«Gheddafi ordinò l’attentato di Lockerbie»
Lo ha detto l'ex ministro della giustizia libico, dimessosi la settimana scorsa per protesta contro le violenze
L’ex ministro della giustizia libico, Mustafa Abdel-Jalil, dimessosi nei giorni scorsi per protesta contro l’uso della violenza sui manifestanti, ha detto al corrispondente in Libia del tabloid svedese Expressen di avere «le prove che Muammar Gheddafi ordinò l’attentato di Lockerbie». Abdel-Jalil non ha detto di che genere di prove si tratta. Secondo l’ex ministro, Gheddafi in queste anni avrebbe fatto «qualsiasi cosa in suo potere per tenere nascosto il suo coinvolgimento» e a questo si dovrebbe la sua insistenza per far rimpatriare Abdel Baset al-Megrahi, l’unico uomo condannato per l’attentato.
Il 21 dicembre del 1988, alle 19,03, il volo Pan Am 103 partito da Londra e diretto a New York esplose in volo e si schiantò sulla cittadina di Lockerbie, in Scozia. Morirono tutti le 259 persone che si trovavano a bordo dell’aereo: alcuni furono sbalzati fuori e precipitarono per nove chilometri, molti dei quali a una temperatura di -46 gradi. Chi rimase attaccato al sedile morì nello schianto. Morirono anche undici residenti di Lockerbie: le ali dell’aereo colpirono le loro case alla velocità di 800 chilometri orari e praticamente le disintegrarono, creando un cratere lungo 47 metri.

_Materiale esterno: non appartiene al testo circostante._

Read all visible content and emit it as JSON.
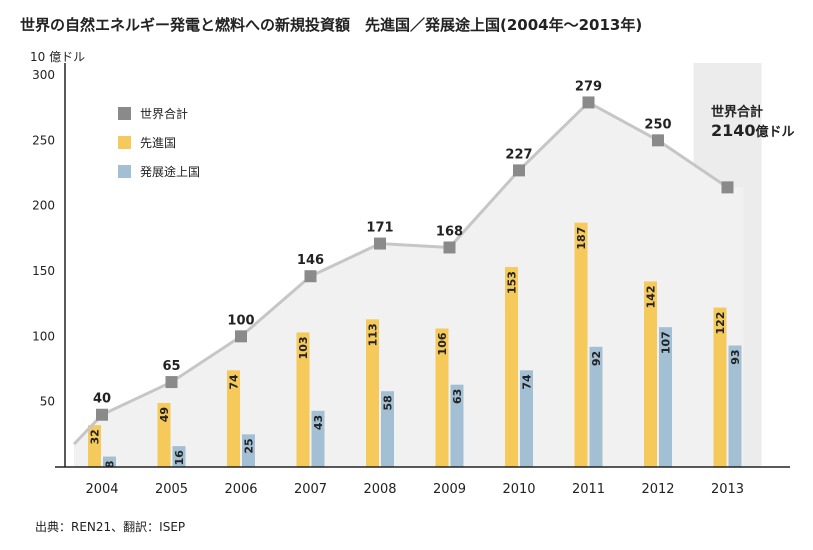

Le indagini, svolte congiuntamente tra l’FBI e la polizia di Dumfries e Galloway, nel 1991 accusarono dell’attentato solo due persone: Abdel Basset Ali al-Megrahi, all’epoca ufficiale dell’intelligence libica e capo della sicurezza per Libyan Airways, e Lamin Khalifah Fhimah, responsabile di Libyan Airways all’aeroporto di Malta. La Libia rifiutò per anni di consegnarli e lo fece solo nel 1999, dopo anni di pressioni, negoziati e l’emissione di sanzioni economiche. Megrahi fu condannato all’ergastolo nel 2001, mentre Fhimah fu prosciolto.
Il 20 agosto del 2009, dopo settimane di forti polemiche nazionali e internazionali, le autorità scozzesi hanno deciso di rilasciare al-Megrahi per motivi di salute, sostenendo che fosse malato di cancro e che non gli restassero da vivere più di tre mesi. Megrahi è tornato in Libia applaudito e accolto come un eroe dall’opinione pubblica e dallo stesso Gheddafi: è passato un anno e mezzo ed è ancora vivo. Lo scorso luglio lo stesso medico che gli aveva dato non più di tre mesi di vita ha detto che può campare tranquillamente altri dieci anni.